A hierarchical regression analysis was performed to assess whether baseline clinical data could forecast post-treatment CF (i.e., UPDRS-CF), controlling for age and gender [Table 4]. In the first step, the combined contribution of age and gender to UPDRS-CF post-treatment proved non-significant (R² = 0.006, P > 0.05). The second step, which incorporated baseline UPDRS-I, UPDRS-II, and PD-CFRS, produced a significant model enhancement (ΔR² = 0.118), bringing total explained variance to 0.124, or approximately 12.4% of the variance in UPDRS-CF scores. Within the set of predictors, UPDRS-I demonstrated a significant positive unstandardized coefficient (β = 0.256, P = 0.003), and UPDRS-II likewise produced a significant effect (β = 0.190, P = 0.029). The results imply that more severe baseline non-motor and motor symptomatology were correlated with poorer CF at follow-up. Conversely, PD-CFRS yielded a non-significant coefficient (β = −0.016, P = 0.857). Age and gender variables again failed to reach significance.

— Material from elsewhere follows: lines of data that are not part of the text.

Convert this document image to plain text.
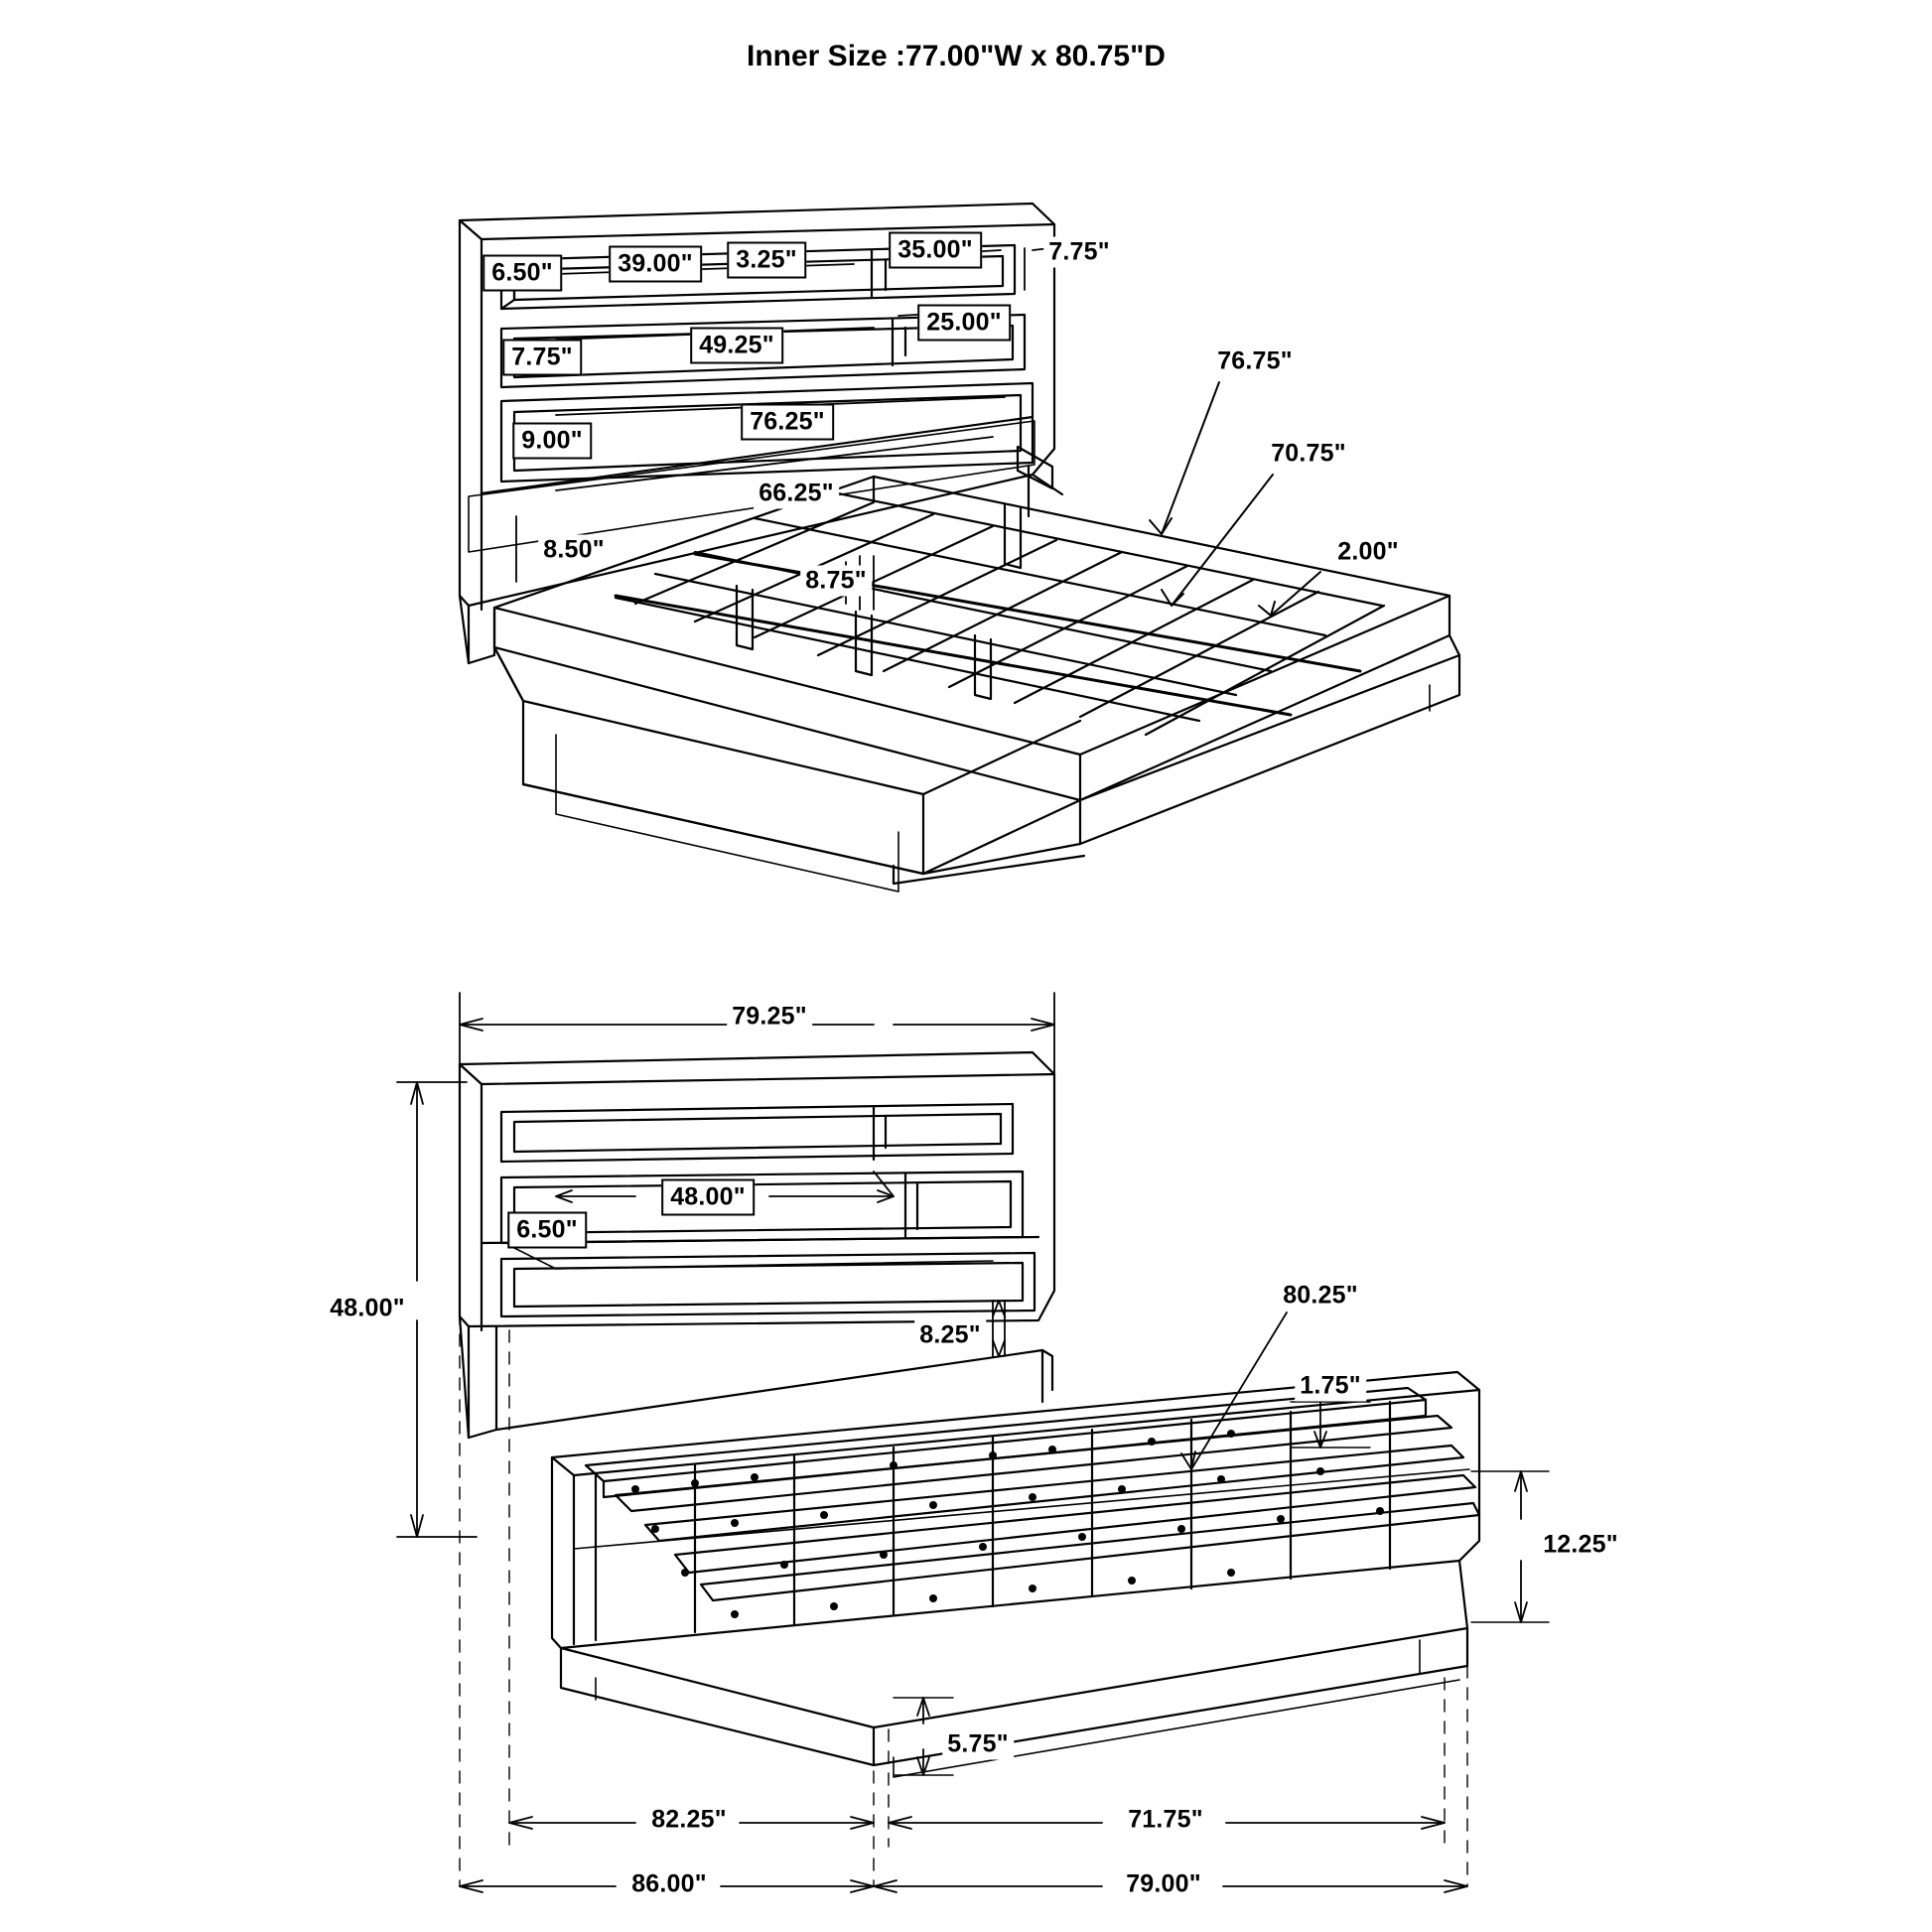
Inner Size :77.00"W x 80.75"D
6.50"	39.00"	3.25"	35.00"	7.75"
25.00"
7.75"	49.25"
9.00"
76.25"
66.25"
8.50"
8.75"
76.75"
70.75"
2.00"
79.25"
48.00"
48.00"
6.50"
8.25"
80.25"
1.75"
12.25"
5.75"
82.25"	71.75"
86.00"	79.00"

Differentiation of SPS from PD

Within the framework of the secondary objective, clinical symptoms and immunological markers were utilized to separate SPS from PD. The study enrolled 133 PD patients, a subset of whom warranted consideration of SPS due to clinical overlap including marked axial rigidity, pronounced stiffness responding variably to relaxants, and episodic spasms. A distinguishing feature was the measurement of antibodies to anti-GAD. Such antibodies are usually found at high titers in SPS and were negligible in the PD cohort analyzed. The mean anti-GAD level before immunomodulatory intervention was 2.01 ± 0.72 U/mL, and the mean value obtained thereafter was 1.01 ± 0.72 U/mL. The comparison of these means yielded P-value exceeding 0.05, confirming the result was not statistically significant. Both levels remained substantially below the pathognomonic cutoff of 10 U/mL, thereby excluding the presence of the characteristic autoimmune disorder in the patients studied. Moreover, none of the subjects demonstrated the cardinal features characteristic of Stiff-person syndrome, specifically episodic, stimulus-sensitive muscle spasms; startle-induced, diffuse motor rigidity; and persistent motor-unit firing noted on electromyography (although not mandated in your study protocol, this finding is conventionally diagnostic). The overall biomarker pattern obtained from these participants aligned with idiopathic PD. The absence of significant elevation in anti-GAD antibodies, coupled with the lack of the defining motor abnormalities noted above, reliably excluded Stiff-person syndrome in every study subject. Consequently, the cohort contained no individual satisfying the clinical or immunological diagnostic criteria for Stiff-person syndrome, thus reinforcing the conclusion that all participants possessed idiopathic PD.